You can require homeowners (actually home sellers) to fix sidewalks when they sell their property (“point of sale”). Los Angeles does this, which Donald Shoup says is a great idea. Philadelphia has a similar legal framework where the homeowner technically owns and is responsible for the sidewalk, but does not require point of sale repairs. The city can write you a ticket for a broken sidewalk if they want to, just like any other code violation, but that is not too often done because the public outcry would be pretty severe. Also, it’s the transportation agency that is supposed to do this and not the code enforcement agency, so may not fit clearly within their mission and priorities. One more interesting thing the article mentions is that if sidewalks were made more clearly a code violation, this would show up in real estate records, and there would then be some pressure from mortgage and insurance companies to fix them.

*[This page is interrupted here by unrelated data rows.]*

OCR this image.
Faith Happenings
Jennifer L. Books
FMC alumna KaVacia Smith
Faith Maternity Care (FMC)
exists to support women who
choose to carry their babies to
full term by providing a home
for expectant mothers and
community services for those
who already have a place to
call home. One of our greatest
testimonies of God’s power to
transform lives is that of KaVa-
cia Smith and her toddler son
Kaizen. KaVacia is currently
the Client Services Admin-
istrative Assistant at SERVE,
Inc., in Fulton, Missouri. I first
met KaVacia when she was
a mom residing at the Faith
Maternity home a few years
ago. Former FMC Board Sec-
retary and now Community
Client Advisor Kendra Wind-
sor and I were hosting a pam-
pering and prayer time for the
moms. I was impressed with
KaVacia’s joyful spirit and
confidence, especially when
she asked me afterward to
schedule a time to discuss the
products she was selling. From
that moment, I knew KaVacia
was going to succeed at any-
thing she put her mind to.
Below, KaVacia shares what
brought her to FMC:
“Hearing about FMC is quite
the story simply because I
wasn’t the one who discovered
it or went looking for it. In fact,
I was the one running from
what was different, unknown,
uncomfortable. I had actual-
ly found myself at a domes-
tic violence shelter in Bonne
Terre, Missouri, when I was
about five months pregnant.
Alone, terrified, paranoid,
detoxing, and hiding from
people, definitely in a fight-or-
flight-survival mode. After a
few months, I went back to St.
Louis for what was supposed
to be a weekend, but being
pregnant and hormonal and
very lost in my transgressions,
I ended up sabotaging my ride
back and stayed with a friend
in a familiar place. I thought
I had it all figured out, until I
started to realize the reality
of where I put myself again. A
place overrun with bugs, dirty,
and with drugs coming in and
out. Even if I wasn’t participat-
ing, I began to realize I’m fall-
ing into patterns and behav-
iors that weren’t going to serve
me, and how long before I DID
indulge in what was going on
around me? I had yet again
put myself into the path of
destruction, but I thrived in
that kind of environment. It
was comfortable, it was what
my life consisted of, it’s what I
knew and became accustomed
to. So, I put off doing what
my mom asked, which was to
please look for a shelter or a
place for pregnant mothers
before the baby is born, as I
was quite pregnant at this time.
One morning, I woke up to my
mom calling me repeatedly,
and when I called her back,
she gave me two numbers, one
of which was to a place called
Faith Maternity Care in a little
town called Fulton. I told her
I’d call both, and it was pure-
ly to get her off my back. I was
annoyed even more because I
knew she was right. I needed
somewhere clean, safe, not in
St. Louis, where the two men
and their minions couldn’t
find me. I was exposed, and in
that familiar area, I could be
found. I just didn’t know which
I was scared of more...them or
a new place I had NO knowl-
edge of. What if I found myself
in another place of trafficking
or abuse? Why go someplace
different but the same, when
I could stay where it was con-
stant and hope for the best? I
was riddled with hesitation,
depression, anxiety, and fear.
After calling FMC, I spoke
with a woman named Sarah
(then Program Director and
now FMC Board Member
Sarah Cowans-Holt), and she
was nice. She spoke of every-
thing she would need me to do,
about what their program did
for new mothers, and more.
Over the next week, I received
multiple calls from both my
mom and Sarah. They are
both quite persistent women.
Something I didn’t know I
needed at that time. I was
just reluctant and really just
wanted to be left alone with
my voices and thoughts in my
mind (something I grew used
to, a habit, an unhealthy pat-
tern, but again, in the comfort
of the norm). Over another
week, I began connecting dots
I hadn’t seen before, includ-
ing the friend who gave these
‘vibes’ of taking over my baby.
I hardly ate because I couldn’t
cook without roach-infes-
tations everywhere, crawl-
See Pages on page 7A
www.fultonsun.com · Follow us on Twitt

Another option, of course, would be for the city to take over the sidewalk, along with street trees and infrastructure up to the house line. This could be part of a grand vision for how to implement 21st century urban infrastructure – complete streets, better materials than tired old concrete and asphalt, urban forests, public spaces, modernized water, sewer, gas, electric, and communications infrastructure. I for one would be indifferent to paying slightly higher taxes rather than being ticketed for code violations for I have very little control over, and this would also be more equitable. But it’s easier for the politicians to pin in on the private owner and say it has “zero cost”.

more things you don’t want to be true

Actually I’m not sure if I want this to be true or not, but

John Kasich has reasonable views on immigration.

Why wouldn’t I want this to be true? I’m not sure. I suppose because I don’t want to like any conservative governor after the awful one we just survived in Pennsylvania. In four short years he destroyed public education across the state, especially poorer urban areas, allowed gas companies to gut the environment, and did nothing to fix our state’s pension woes or entrenched poverty (either of which gas royalties could have at least made a dent in when energy prices were so high, but it’s a little late now.) Trading natural capital for financial capital, and restoring fiscal responsibility, are things a true conservative would do. About all he gave us was an entertaining pornography scandal. But I digress – if Kasich has a reasonable view on one issue, you have to admit it’s at least possible he might have reasonable views on other issues too. And I’m about ready to settle for reasonable with this crop of candidates.